Lest you assume only tree huggers do good, this Florida-based distillery will prove otherwise. Founded by veterans with a lifetime of service under their belts, American Freedom Distillery’s ongoing mission is to give back to its very own. The backbone of the brand aptly supports former members of the Armed Forces with each bottle of Horse Soldier—an eight-year wheated bourbon bottled at 95 proof—going towards maintaining the America’s Response Monument, nicknamed the “Horse Soldier Statue.” Dedicated to U.S. Special Forces, the statue commemorates a Green Beret insertion into Afghanistan in the months following 9-11. In addition, the company also contributes to the Warrior Sailing Program—helping vets deal with PTSD and injuries—as well as the Green Beret Foundation, The Armed Forces Families Foundation, local Florida non-profits, and many more.
Tucked away in an idyllic village of Finland, the family distillery keeps a special focus on what they call “circular economy” with the help of their very own bioenergy power plant.
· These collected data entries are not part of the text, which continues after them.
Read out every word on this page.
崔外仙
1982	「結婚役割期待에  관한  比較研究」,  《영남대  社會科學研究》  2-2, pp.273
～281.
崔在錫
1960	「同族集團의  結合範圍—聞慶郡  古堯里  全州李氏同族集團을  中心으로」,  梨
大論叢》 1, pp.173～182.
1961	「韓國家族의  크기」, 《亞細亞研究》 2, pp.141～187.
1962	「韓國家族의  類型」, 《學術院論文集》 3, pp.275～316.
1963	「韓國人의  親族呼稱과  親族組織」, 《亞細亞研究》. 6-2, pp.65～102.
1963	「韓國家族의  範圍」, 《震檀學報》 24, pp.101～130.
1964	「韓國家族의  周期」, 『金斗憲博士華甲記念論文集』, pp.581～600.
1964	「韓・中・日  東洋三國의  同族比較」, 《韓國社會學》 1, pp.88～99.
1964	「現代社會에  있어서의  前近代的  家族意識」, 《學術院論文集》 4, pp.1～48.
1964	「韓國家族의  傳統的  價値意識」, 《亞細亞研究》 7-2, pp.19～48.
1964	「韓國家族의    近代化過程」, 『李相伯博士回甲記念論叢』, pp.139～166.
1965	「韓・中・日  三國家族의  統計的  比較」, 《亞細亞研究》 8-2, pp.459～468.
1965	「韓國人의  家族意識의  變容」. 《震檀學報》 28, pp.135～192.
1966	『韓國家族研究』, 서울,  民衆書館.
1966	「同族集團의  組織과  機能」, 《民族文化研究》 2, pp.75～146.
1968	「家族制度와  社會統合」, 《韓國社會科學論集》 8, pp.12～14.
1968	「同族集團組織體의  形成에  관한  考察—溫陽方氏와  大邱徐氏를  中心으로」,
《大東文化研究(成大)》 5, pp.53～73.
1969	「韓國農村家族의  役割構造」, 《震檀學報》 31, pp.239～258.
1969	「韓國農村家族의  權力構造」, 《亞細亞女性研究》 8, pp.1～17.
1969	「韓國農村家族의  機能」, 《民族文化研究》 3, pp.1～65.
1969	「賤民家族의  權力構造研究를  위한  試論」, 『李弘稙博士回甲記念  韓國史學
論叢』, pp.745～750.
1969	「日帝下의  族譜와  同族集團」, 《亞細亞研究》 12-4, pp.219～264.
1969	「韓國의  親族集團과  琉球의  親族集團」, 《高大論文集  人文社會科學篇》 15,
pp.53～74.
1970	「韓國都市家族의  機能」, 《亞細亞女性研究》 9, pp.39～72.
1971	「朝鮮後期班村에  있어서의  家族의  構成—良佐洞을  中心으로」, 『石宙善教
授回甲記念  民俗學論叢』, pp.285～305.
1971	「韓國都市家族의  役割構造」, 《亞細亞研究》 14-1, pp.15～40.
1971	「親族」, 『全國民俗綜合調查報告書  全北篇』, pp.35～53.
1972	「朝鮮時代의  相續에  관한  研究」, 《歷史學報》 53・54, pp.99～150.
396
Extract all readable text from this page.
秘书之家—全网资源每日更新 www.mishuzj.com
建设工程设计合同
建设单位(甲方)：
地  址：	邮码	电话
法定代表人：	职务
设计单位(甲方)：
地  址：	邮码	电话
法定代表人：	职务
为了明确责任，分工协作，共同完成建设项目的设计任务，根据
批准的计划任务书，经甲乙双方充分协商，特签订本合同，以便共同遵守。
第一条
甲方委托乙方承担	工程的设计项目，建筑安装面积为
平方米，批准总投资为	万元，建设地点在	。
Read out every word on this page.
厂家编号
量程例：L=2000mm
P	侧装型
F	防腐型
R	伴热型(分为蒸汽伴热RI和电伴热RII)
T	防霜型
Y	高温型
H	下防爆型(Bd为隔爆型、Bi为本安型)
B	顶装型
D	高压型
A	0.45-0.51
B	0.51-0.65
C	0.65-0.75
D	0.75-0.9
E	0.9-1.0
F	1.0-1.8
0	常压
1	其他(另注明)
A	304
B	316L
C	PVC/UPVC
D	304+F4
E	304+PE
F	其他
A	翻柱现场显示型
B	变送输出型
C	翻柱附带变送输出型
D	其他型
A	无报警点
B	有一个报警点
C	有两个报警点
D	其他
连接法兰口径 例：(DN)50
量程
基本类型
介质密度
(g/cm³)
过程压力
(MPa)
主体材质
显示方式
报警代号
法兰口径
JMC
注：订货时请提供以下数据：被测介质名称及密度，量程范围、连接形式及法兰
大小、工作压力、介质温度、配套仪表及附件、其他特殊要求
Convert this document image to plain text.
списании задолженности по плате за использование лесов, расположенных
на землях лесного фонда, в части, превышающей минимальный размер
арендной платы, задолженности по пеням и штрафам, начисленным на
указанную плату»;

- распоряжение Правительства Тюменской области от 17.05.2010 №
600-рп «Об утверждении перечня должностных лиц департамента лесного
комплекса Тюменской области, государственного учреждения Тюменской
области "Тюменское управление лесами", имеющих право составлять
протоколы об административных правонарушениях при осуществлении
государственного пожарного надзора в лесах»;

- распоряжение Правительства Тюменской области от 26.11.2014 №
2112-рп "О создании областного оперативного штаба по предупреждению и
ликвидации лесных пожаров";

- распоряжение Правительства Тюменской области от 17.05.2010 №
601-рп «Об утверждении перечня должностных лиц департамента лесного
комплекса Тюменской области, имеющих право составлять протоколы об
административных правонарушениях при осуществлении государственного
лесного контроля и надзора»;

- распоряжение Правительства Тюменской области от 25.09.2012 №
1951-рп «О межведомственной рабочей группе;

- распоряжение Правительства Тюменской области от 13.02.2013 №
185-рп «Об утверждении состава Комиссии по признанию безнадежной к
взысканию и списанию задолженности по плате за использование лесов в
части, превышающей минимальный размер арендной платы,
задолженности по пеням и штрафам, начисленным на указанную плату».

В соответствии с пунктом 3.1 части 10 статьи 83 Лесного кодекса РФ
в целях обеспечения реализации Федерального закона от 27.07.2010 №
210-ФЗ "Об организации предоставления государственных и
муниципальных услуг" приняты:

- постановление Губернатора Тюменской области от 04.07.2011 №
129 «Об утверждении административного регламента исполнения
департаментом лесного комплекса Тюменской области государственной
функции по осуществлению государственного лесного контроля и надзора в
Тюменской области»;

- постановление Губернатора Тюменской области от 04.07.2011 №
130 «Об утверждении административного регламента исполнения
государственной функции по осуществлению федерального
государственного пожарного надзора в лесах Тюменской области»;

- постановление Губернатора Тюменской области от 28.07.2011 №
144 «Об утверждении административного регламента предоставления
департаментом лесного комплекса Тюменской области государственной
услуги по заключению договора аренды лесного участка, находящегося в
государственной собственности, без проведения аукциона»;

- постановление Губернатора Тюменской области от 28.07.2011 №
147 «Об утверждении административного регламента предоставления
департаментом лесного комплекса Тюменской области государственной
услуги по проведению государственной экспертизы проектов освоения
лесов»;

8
The plant enables them to cultivate starch and raw materials for animal feed and fertilizer, use barley husks as fuel, and produce steam energy for spirit distillation. Even the carbon dioxide generated in the process is collected and used in greenhouse cultivation. Meanwhile, Altia, the company behind Koskenkorva vodka, works with the Baltic Sea Action Group (BSAG) to restore and protect the ecological balance of the Baltic Sea and other waterways in critical condition from climate change. Today, the Baltic Sea is considered one of the most polluted seas in the world, with the most severe problems being eutrophication, hazardous substances, risks of the maritime traffic, and the loss of biodiversity.
With a motto of “You Drink, We Give” on their site, the Washington state-based distillery donates a portion of its proceeds to cancer research. Four Leaf was founded by two friends who both lost a parent to cancer, but both believe in the uplifting, hopeful omen of a four leaf clover. When the distillery was born, so was their decision to support Fred Hutch Cancer Research Center whose Nobel Prize-winning work on bone marrow transplantation is making waves in the healthcare industry. Four Leaf’s unique tea-infused liqueurs and rums help to continue the center’s funding of ongoing research on immunotherapy and transplantation. F*ck cancer and cheers to the luck of the Irish.